J’en bave des ronds de bada. J’ai vu bien des meurtres étranges mais jamais des meurtres de conception aussi médiévale !
Y a de quoi descendre de vélo pour se regarder pédaler, je vous assure ! Je n’y comprends que pouic ! Je suivrais l’émission « L’atome, notre ami » (patronné par le professeur Kichi-Duhô-Duma d’Hiro Shima) plus aisément que les méandres de l’esprit salingue ayant conçu ce forfait.
Parce qu’enfin, pour résumer les données du problo : Hervé et sa petite poule organisent une mise en scène qui se déroule suivant leur plan. Le garçon va à la gare pour rallier Avignon… Et le lendemain après-midi, on découvre sa carcasse dans une armure. Môssieur s’est déguisé en homard.
— À quelle heure, le décès, doc ?
— Vers les minuit, à une heure près…
— O.K…
Je sors dans le jardin et je m’approche de la pièce d’eau…

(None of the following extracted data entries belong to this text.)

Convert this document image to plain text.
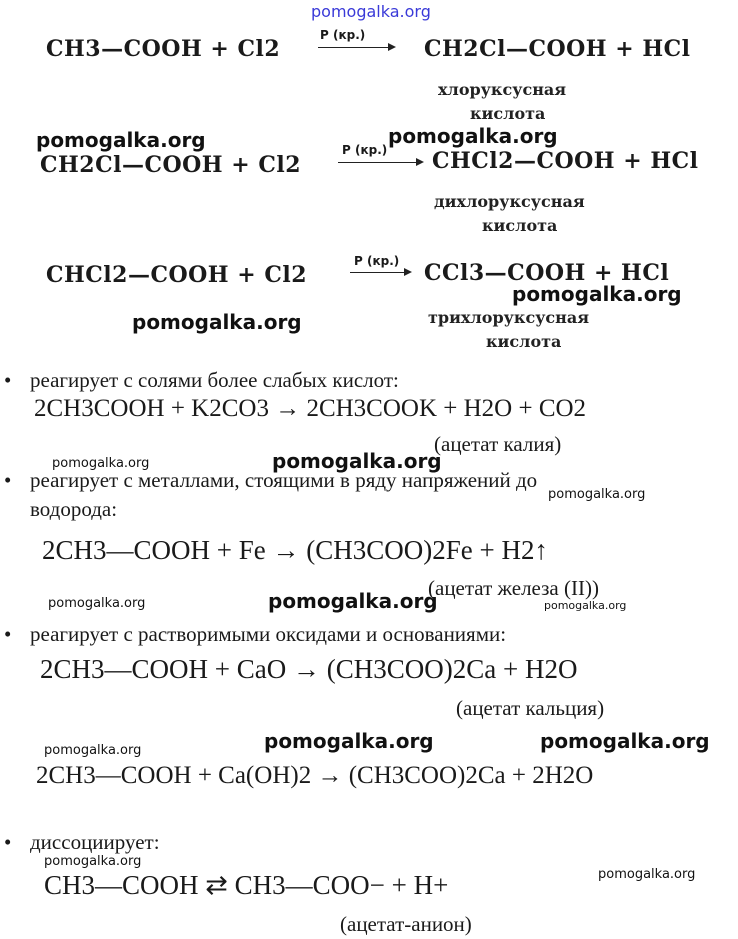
pomogalka.org
pomogalka.org	pomogalka.org
pomogalka.org
pomogalka.org
pomogalka.org	pomogalka.org
pomogalka.org
pomogalka.org	pomogalka.org	pomogalka.org
pomogalka.org	pomogalka.org	pomogalka.org
pomogalka.org
pomogalka.org
CH3—COOH + Cl2
P (кр.)
CH2Cl—COOH + HCl
хлоруксусная
кислота
CH2Cl—COOH + Cl2
P (кр.) CHCl2—COOH + HCl
дихлоруксусная
кислота
CHCl2—COOH + Cl2
P (кр.) → CCl3—COOH + HCl
трихлоруксусная
кислота
• реагирует с солями более слабых кислот:
2CH3COOH + K2CO3 → 2CH3COOK + H2O + CO2
(ацетат калия)
• реагирует с металлами, стоящими в ряду напряжений до
водорода:
2CH3—COOH + Fe → (CH3COO)2Fe + H2↑
(ацетат железа (II))
• реагирует с растворимыми оксидами и основаниями:
2CH3—COOH + CaO → (CH3COO)2Ca + H2O
(ацетат кальция)
2CH3—COOH + Ca(OH)2 → (CH3COO)2Ca + 2H2O
• диссоциирует:
CH3—COOH ⇄ CH3—COO− + H+
(ацетат-анион)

Effectivement, je découvre des éclaboussures.
La peinture rouge sur la margelle moussue. Jusqu’à preuve du contraire, la môme Josée a donc dit vrai…
Comme je reviens au perron, le célèbre Bérurier, dit Béru-vaillant, s’annonce, mal rasé, vineux, cradingue comme s’il avait passé la nuit dans une poubelle de quartier pauvre.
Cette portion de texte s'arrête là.